Les propriétés analgésiques et fébrifuges des racines, des feuilles et de l’écorce de saule blanc étaient connues dès l’Antiquité. Il y a 4 000 ans on les utilisait déjà sous forme de décoctions, tisanes ou cataplasmes pour soulager maux de tête, fièvres et douleurs rhumatismales.

Il fallut néanmoins attendre le XIXe siècle pour que des pharmaciens et des chimistes parviennent à isoler la substance active, à savoir l’acide salicylique, des feuilles de saules (F. Fontana, 1825) puis à l’extraire de l’écorce de saule (J.-A. Buchner, 1828) avant de concentrer sa préparation en cristaux solubles (P-J. Leroux, 1929).

Né en 1816 à Strasbourg

Un pas décisif est franchi en 1853 par le chimiste et pharmacien Charles-Frédéric Gerhardt, qui effectue alors la synthèse de l’acide acétylsalicylique (AAS). De quoi ouvrir la voie à la fabrication industrielle de ce dernier sans avoir recours à la matière première végétale !

Ce savant est né en 1816 à Strasbourg, rue du Vieux-Marché-aux-Poissons. Après des études au gymnase Jean-Sturm, il devient assistant du célèbre chimiste Liebig à Giessen avant d’obtenir son doctorat ès sciences physiques à Paris en 1841. Il sera chargé ensuite de cours à la faculté de Montpellier avant de fonder la première école française de chimie à Paris en 1849.

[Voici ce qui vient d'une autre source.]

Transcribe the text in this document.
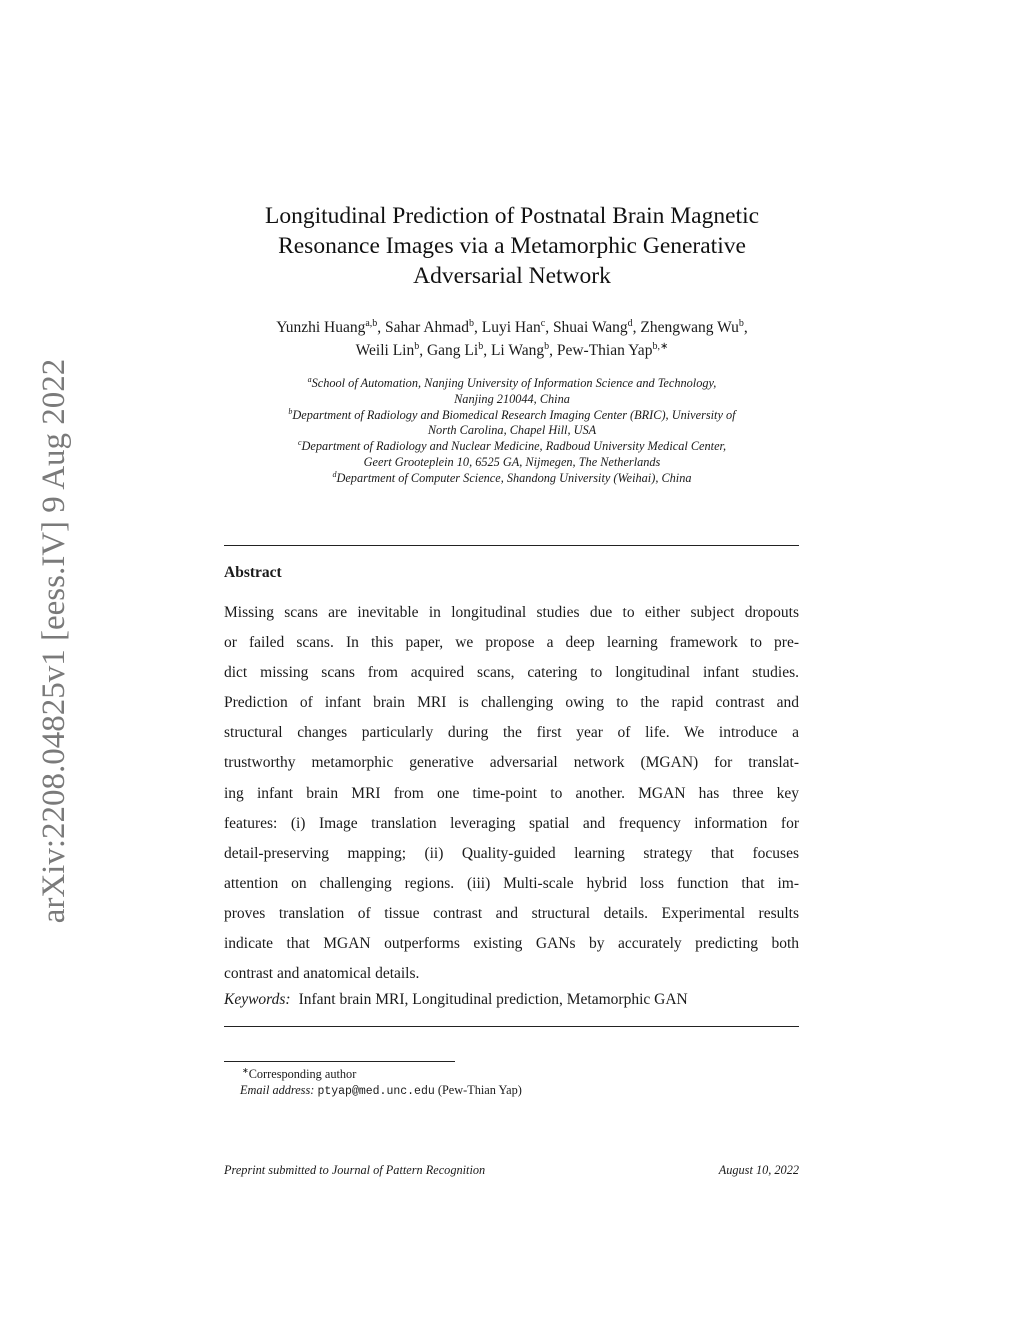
arXiv:2208.04825v1 [eess.IV] 9 Aug 2022
Longitudinal Prediction of Postnatal Brain Magnetic
Resonance Images via a Metamorphic Generative
Adversarial Network
Yunzhi Huang$^{a,b}$, Sahar Ahmad$^b$, Luyi Han$^c$, Shuai Wang$^d$, Zhengwang Wu$^b$,
Weili Lin$^b$, Gang Li$^b$, Li Wang$^b$, Pew-Thian Yap$^{b,∗}$
$^a$School of Automation, Nanjing University of Information Science and Technology,
Nanjing 210044, China
$^b$Department of Radiology and Biomedical Research Imaging Center (BRIC), University of
North Carolina, Chapel Hill, USA
$^c$Department of Radiology and Nuclear Medicine, Radboud University Medical Center,
Geert Grooteplein 10, 6525 GA, Nijmegen, The Netherlands
$^d$Department of Computer Science, Shandong University (Weihai), China
Abstract
Missing scans are inevitable in longitudinal studies due to either subject dropouts
or failed scans. In this paper, we propose a deep learning framework to pre-
dict missing scans from acquired scans, catering to longitudinal infant studies.
Prediction of infant brain MRI is challenging owing to the rapid contrast and
structural changes particularly during the first year of life. We introduce a
trustworthy metamorphic generative adversarial network (MGAN) for translat-
ing infant brain MRI from one time-point to another. MGAN has three key
features: (i) Image translation leveraging spatial and frequency information for
detail-preserving mapping; (ii) Quality-guided learning strategy that focuses
attention on challenging regions. (iii) Multi-scale hybrid loss function that im-
proves translation of tissue contrast and structural details. Experimental results
indicate that MGAN outperforms existing GANs by accurately predicting both
contrast and anatomical details.
Keywords: Infant brain MRI, Longitudinal prediction, Metamorphic GAN
∗Corresponding author
Email address: ptyap@med.unc.edu (Pew-Thian Yap)
Preprint submitted to Journal of Pattern Recognition	August 10, 2022
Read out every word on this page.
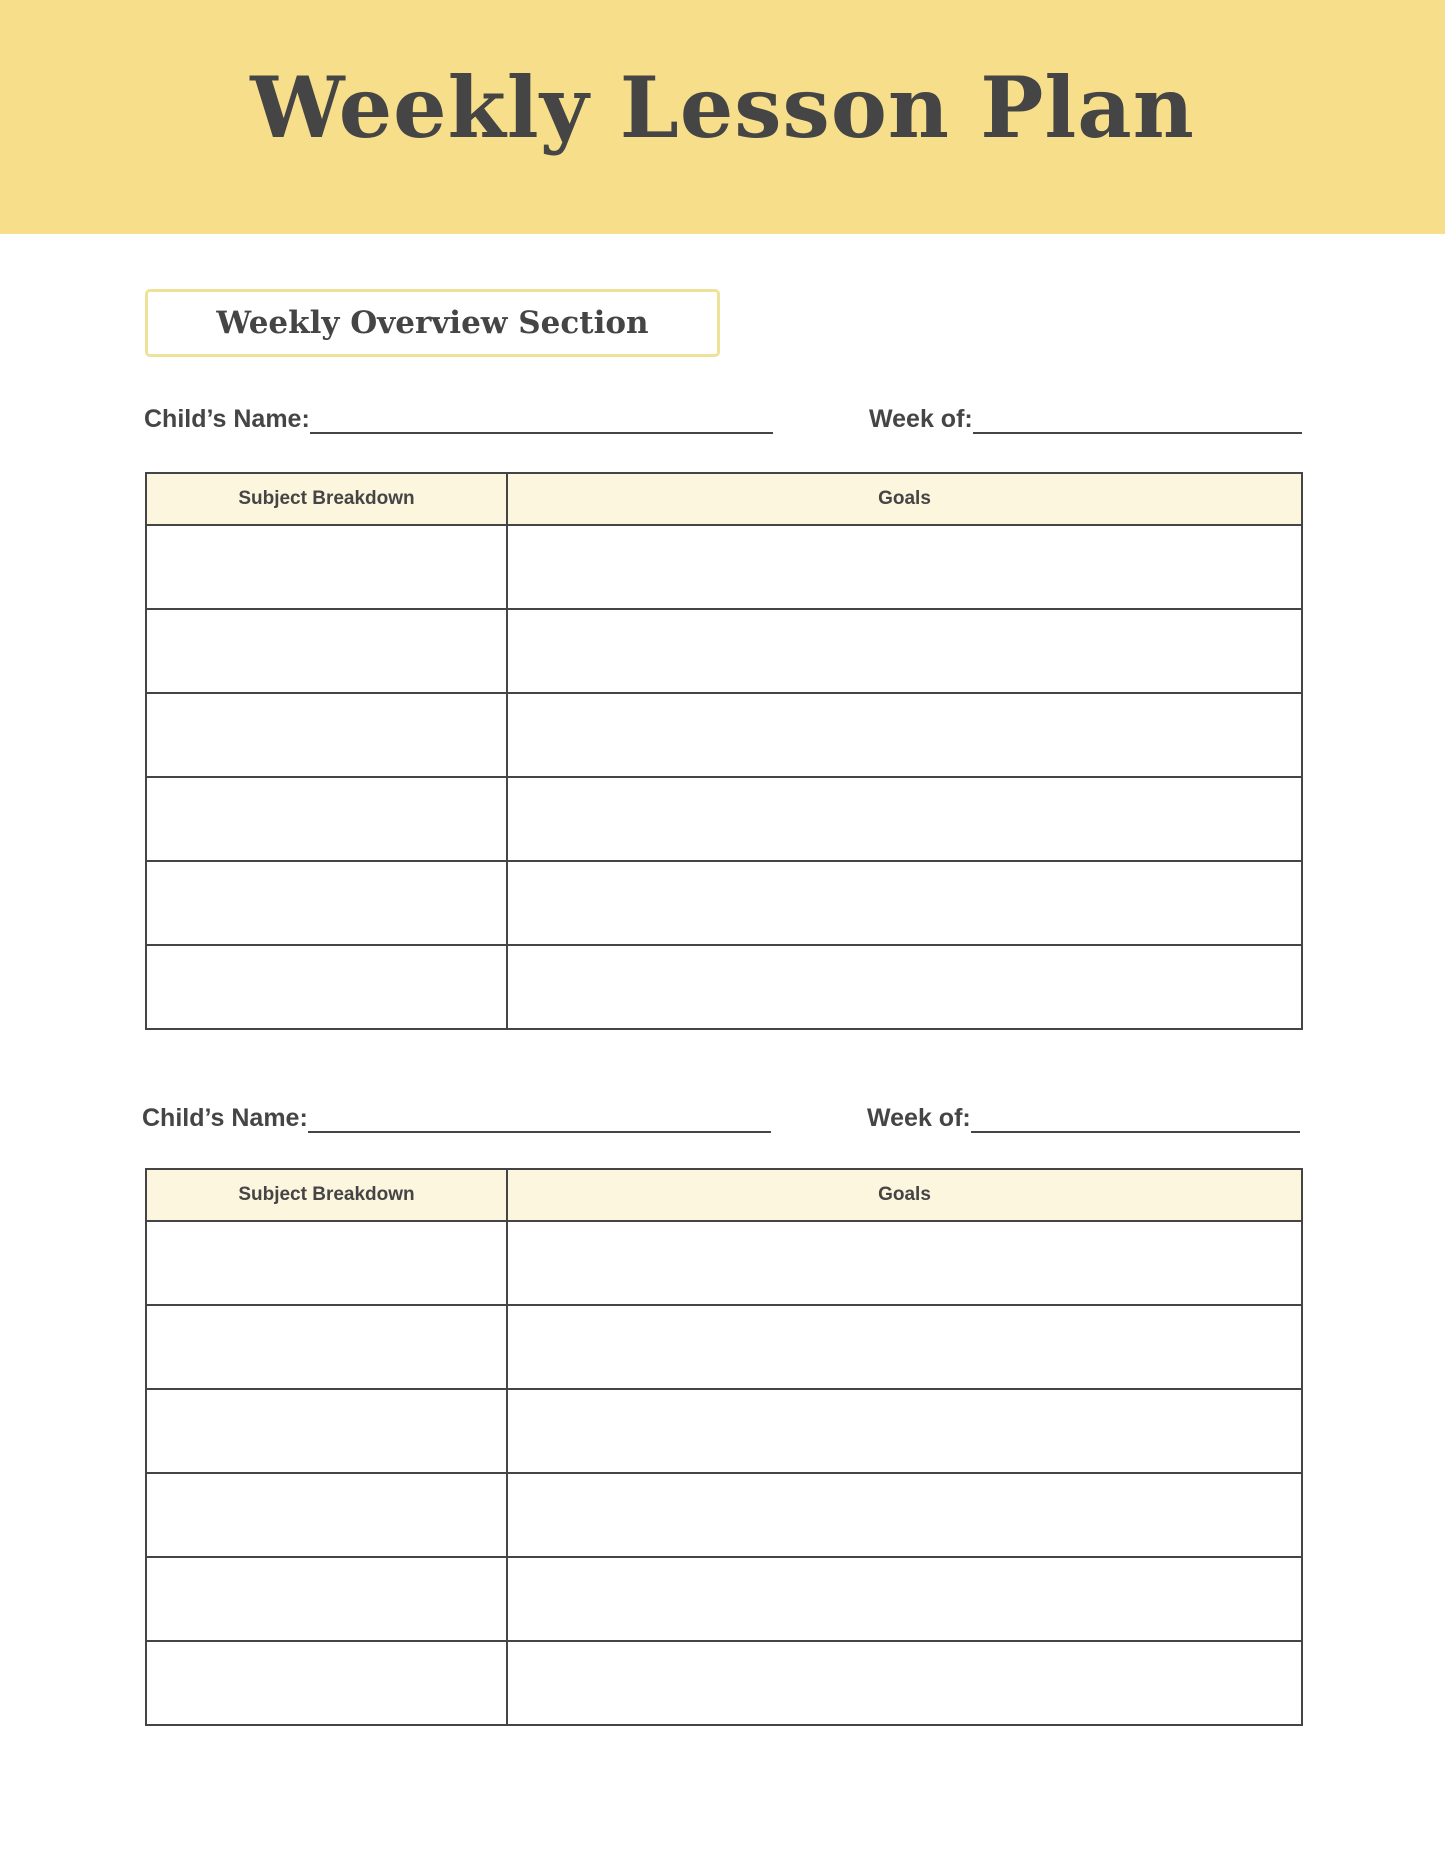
Weekly Lesson Plan
Weekly Overview Section
Child’s Name:	Week of:
Subject Breakdown	Goals

Child’s Name:	Week of:
Subject Breakdown	Goals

Après avoir publié son Traité de chimie organique et ses travaux de synthèse, dont Les nouvelles combinaisons salicyliques , il accepte en 1855 deux chaires de chimie à Strasbourg, l’une à la faculté des sciences, en remplacement d’un certain Louis Pasteur, et l’autre à l’École de pharmacie (*).

Travaux tombés dans l’oubli

Il décède d’une péritonite aiguë en 1856, soit trois ans après sa découverte, pour laquelle il avait déposé un brevet. Ses travaux tombent dans l’oubli jusqu’à ce que Felix Hoffmann, un chimiste allemand, ne s’en inspire et ne trouve en 1897 le moyen de synthétiser l’AAS depuis la reine-des-prés, plante herbacée vivace, sous forme stable.

Après des essais sur des patients, son employeur, la société Bayer, déposera le brevet et la marque en mars 1899 sous le nom “Aspirin”. Cette préparation thérapeutique, disponible sous forme de poudre et de comprimé, est commercialisée en France à partir de 1908 par la société chimique des usines du Rhône. Grâce à son large spectre, l’aspirine compte aujourd’hui toujours parmi les médicaments les plus utilisés au monde.

À Strasbourg une rue de la Neustadt et un saule blanc, planté en 2003 au jardin botanique à l’occasion des 150 ans de sa découverte, évoquent le souvenir de Charles-Frédéric Gerhardt. Un obélisque en granit signale sa tombe au cimetière Sainte-Hélène de Schiltigheim.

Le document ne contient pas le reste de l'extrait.